Despite its territorial disputes with the Philippines, China continues to maintain military ties with the Southeast Asian nation, probably to counter-balance the American as well as Indian influence in the region.
In the latest development, China has contributed non-combatant military equipment valued at one billion Philippine pesos to the country’s armed forces.
The equipment, meant for disaster relief operations, arrived in Manila on January 16, just two days after the country revealed plans to purchase three supersonic BrahMos missile batteries from India, according to Asianet Newsable.
The first shipment of non-combat equipment arrived on January 16, which includes water purification vehicles, ambulances, fire trucks, bomb disposal suits, drone systems, among others, the Department of National Defense said.
Defense Secretary Delfin Lorenzana said his Chinese counterpart Gen. Wei Fenghe, had promised these items during his visit to Manila in 2020.
DND: China donates P1 billion worth of military equipment to the Philippine military. The first batch of equipment arrived last Jan. 16. pic.twitter.com/krHMkXZfIo
— Frances G. Mangosing ?? (@FrancesGM_) January 21, 2022
“That’s a big help. It’s an addition to our equipment which still has a large shortfall” he told Inquirer.
Beijing’s generosity to Manila is in sharp contrast to PLA maneuvers in the South China Sea. On multiple occasions last year, China had intimidated and bullied the Philippines in the disputed territory of Whitsun reef. In early 2021, the Philippines had alleged that about 200 Chinese vessels manned by Chinese maritime militia were stationed at the reef.
A few months ago, two Chinese Coast Guard vessels launched water cannons at two Filipino boats during a resupply mission, a move that prompted the Philippine government to file a diplomatic protest against China.
MANILA, Philippines — Chinese coast guard ships blocked and used water cannons on two Philippine supply boats heading to a disputed shoal occupied by Filipino marines in the South China Sea, provokingan angry protest to China and a warning from thehttps://t.co/QKjRphvXzj pic.twitter.com/qY5FE1fWXJ
— Asian Herald (@AsianHeraldNews) November 18, 2021
BrahMos To Act As Deterrent?
There seems to be a perceptible shift in Chinese policy towards the Philippines. After the BrahMos deal which was India’s first-ever export of its missile, China promised to work with the Southeast Asian nation to address issues pertaining to the South China Sea dispute, but said it would not push smaller countries into doing so.
On Monday, State Councilor and Foreign Minister of China Wang Yi spoke at the 5th Manila Forum, saying that while each side has its own rights and viewpoints, it is critical to avoid them “taking hostage the wider bilateral relationship,” reported CNN Philippines.
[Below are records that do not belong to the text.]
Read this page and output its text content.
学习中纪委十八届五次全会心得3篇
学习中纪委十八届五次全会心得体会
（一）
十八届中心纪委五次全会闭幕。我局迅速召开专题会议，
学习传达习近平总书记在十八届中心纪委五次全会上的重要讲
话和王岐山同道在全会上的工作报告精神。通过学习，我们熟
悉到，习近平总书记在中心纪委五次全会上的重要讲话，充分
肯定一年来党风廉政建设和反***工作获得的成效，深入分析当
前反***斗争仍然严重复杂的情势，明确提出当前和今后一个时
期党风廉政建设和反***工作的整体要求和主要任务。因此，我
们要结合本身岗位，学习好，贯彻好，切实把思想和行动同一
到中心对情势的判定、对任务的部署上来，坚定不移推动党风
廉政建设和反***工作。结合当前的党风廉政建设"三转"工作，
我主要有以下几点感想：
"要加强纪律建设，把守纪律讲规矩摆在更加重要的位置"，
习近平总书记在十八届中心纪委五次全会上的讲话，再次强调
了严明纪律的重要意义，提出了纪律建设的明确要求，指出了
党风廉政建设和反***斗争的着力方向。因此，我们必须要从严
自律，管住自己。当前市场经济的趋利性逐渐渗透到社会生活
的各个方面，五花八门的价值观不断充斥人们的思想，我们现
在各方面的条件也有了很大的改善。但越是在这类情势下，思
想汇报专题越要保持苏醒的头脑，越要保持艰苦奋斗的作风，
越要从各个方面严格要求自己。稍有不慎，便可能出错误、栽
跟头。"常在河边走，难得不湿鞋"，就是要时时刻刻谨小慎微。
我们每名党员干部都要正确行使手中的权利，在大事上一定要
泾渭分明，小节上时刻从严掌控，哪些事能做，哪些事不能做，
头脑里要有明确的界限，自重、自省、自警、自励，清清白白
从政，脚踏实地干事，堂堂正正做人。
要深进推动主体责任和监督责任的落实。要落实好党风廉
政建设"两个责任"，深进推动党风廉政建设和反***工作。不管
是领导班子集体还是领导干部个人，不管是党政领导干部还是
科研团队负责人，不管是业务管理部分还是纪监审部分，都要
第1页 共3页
Interestingly, all these years, Beijing has been defying a 2016 verdict by the international tribunal in The Hague, which primarily decided in favor of the Philippines in a landmark case over the South China Sea issue.
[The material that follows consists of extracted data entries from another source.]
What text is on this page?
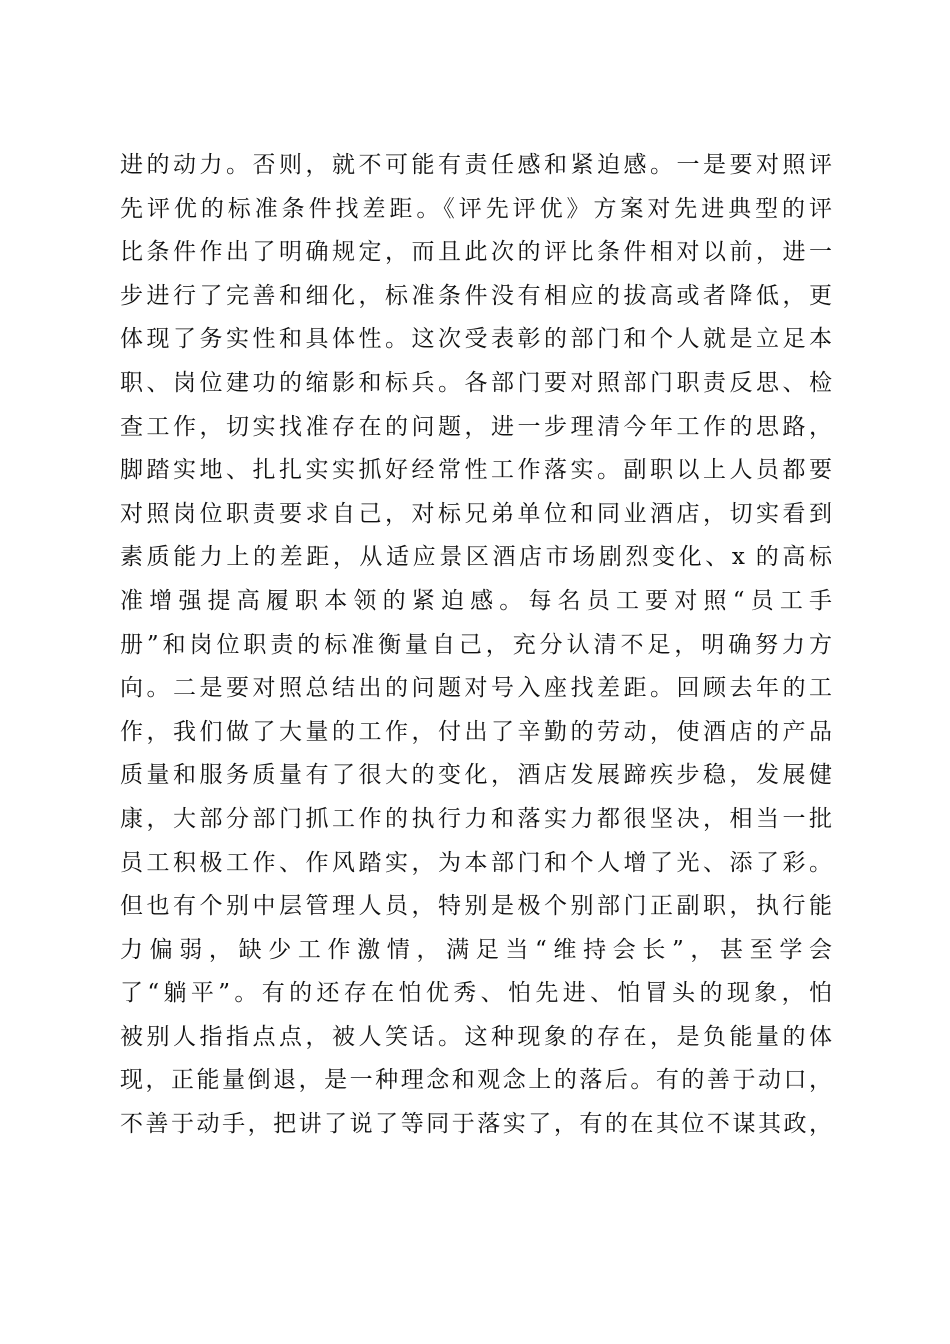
进的动力。否则，就不可能有责任感和紧迫感。一是要对照评
先评优的标准条件找差距。《评先评优》方案对先进典型的评
比条件作出了明确规定，而且此次的评比条件相对以前，进一
步进行了完善和细化，标准条件没有相应的拔高或者降低，更
体现了务实性和具体性。这次受表彰的部门和个人就是立足本
职、岗位建功的缩影和标兵。各部门要对照部门职责反思、检
查工作，切实找准存在的问题，进一步理清今年工作的思路，
脚踏实地、扎扎实实抓好经常性工作落实。副职以上人员都要
对照岗位职责要求自己，对标兄弟单位和同业酒店，切实看到
素质能力上的差距，从适应景区酒店市场剧烈变化、x 的高标
准增强提高履职本领的紧迫感。每名员工要对照“员工手
册”和岗位职责的标准衡量自己，充分认清不足，明确努力方
向。二是要对照总结出的问题对号入座找差距。回顾去年的工
作，我们做了大量的工作，付出了辛勤的劳动，使酒店的产品
质量和服务质量有了很大的变化，酒店发展蹄疾步稳，发展健
康，大部分部门抓工作的执行力和落实力都很坚决，相当一批
员工积极工作、作风踏实，为本部门和个人增了光、添了彩。
但也有个别中层管理人员，特别是极个别部门正副职，执行能
力偏弱，缺少工作激情，满足当“维持会长”，甚至学会
了“躺平”。有的还存在怕优秀、怕先进、怕冒头的现象，怕
被别人指指点点，被人笑话。这种现象的存在，是负能量的体
现，正能量倒退，是一种理念和观念上的落后。有的善于动口，
不善于动手，把讲了说了等同于落实了，有的在其位不谋其政，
The latest move could be interpreted as a wider effort by China to balance out India’s outreach to the ASEAN countries as part of New Delhi’s ‘Act East’ policy.
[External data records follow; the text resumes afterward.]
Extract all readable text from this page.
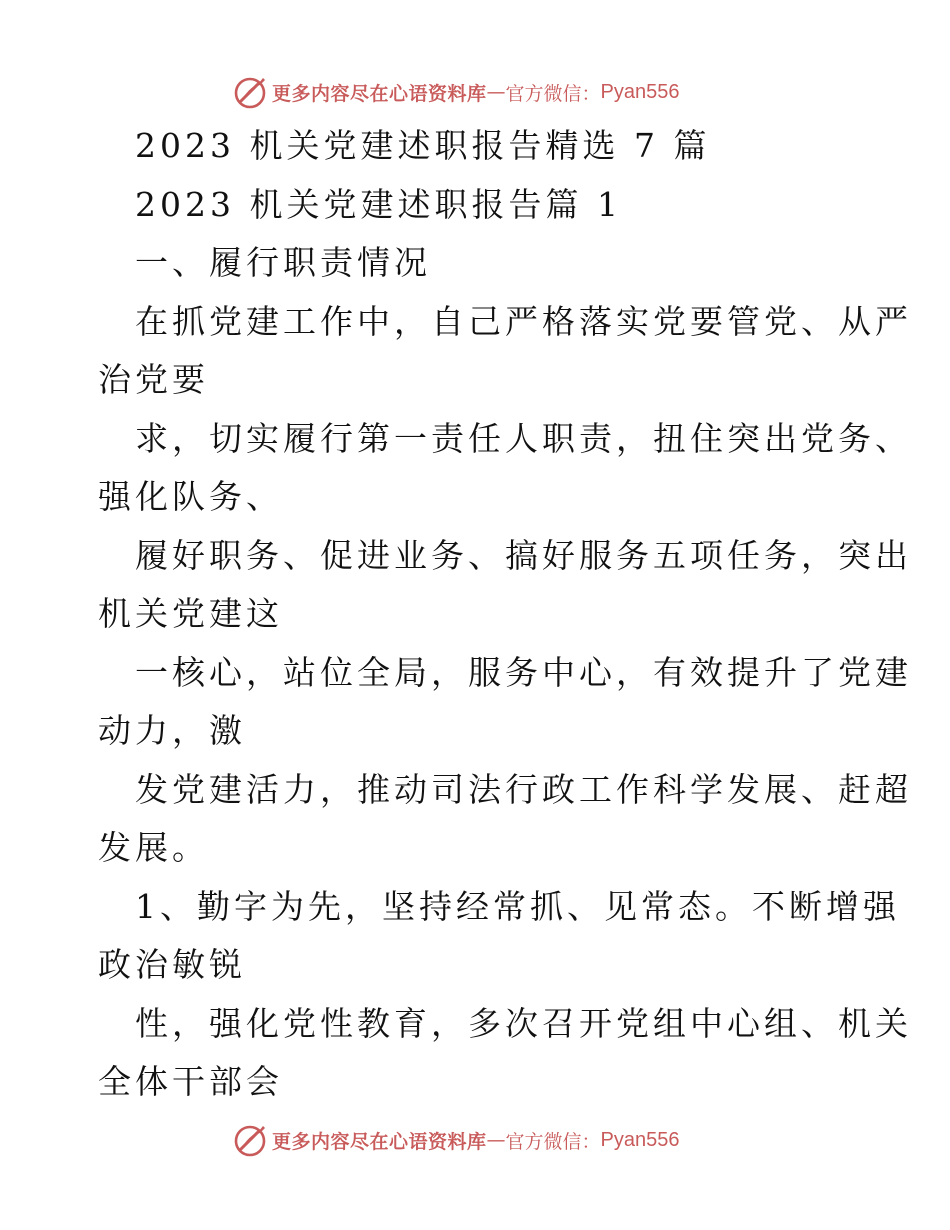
更多内容尽在心语资料库 — 官方微信： Pyan556
2023 机关党建述职报告精选 7 篇
2023 机关党建述职报告篇 1
一、履行职责情况
在抓党建工作中，自己严格落实党要管党、从严
治党要
求，切实履行第一责任人职责，扭住突出党务、
强化队务、
履好职务、促进业务、搞好服务五项任务，突出
机关党建这
一核心，站位全局，服务中心，有效提升了党建
动力，激
发党建活力，推动司法行政工作科学发展、赶超
发展。
1、勤字为先，坚持经常抓、见常态。不断增强
政治敏锐
性，强化党性教育，多次召开党组中心组、机关
全体干部会
更多内容尽在心语资料库 — 官方微信： Pyan556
Last month, Myanmar’s Navy has commissioned a diesel-electric submarine that previously served with China’s People’s Liberation Army Navy. Over the past year, a secret agreement was reached with Beijing to purchase the Ming-class submarine UMS Minye Kyaw Htin, as previously reported by the EurAsian Times.
On December 24, 2020, India presented a Russian-built Kilo Class submarine to the Myanmar navy, to counter Chinese influence in the region.
Hindustan Shipyard, a state-run defense shipbuilder, had renovated the INS Sindhuvir, a diesel-electric submarine to be given to Myanmar. With a displacement of 3,000 tons, a maximum operating depth of 300 meters, and a top speed of 18 knots, the vessel was Myanmar’s first submarine.
India to deliver Kilo-class submarine INS Sindhuvir to Myanmar Navy, first such delivery, says @MEAIndia. The submarine had been under retrofit at Visakhapatnam since 2017. @IndiaToday pic.twitter.com/dY9Fy0Vz6J
— Shiv Aroor (@ShivAroor) October 15, 2020
Despite India’s delivery of the vessel, China was able to convince Myanmar for the purchase. Interestingly, Myanmar has been under junta rule since February 1, 2021, when the military ousted the elected government in a coup.
Since then, China has been consistently backing the junta regime although the US and European countries have sanctioned the military generals.
China is expected to make further moves in the Southeast Asian region that remains central to America’s Indo-Pacific strategy. It remains to be seen how India and its Quad allies respond to Chinese maneuvers.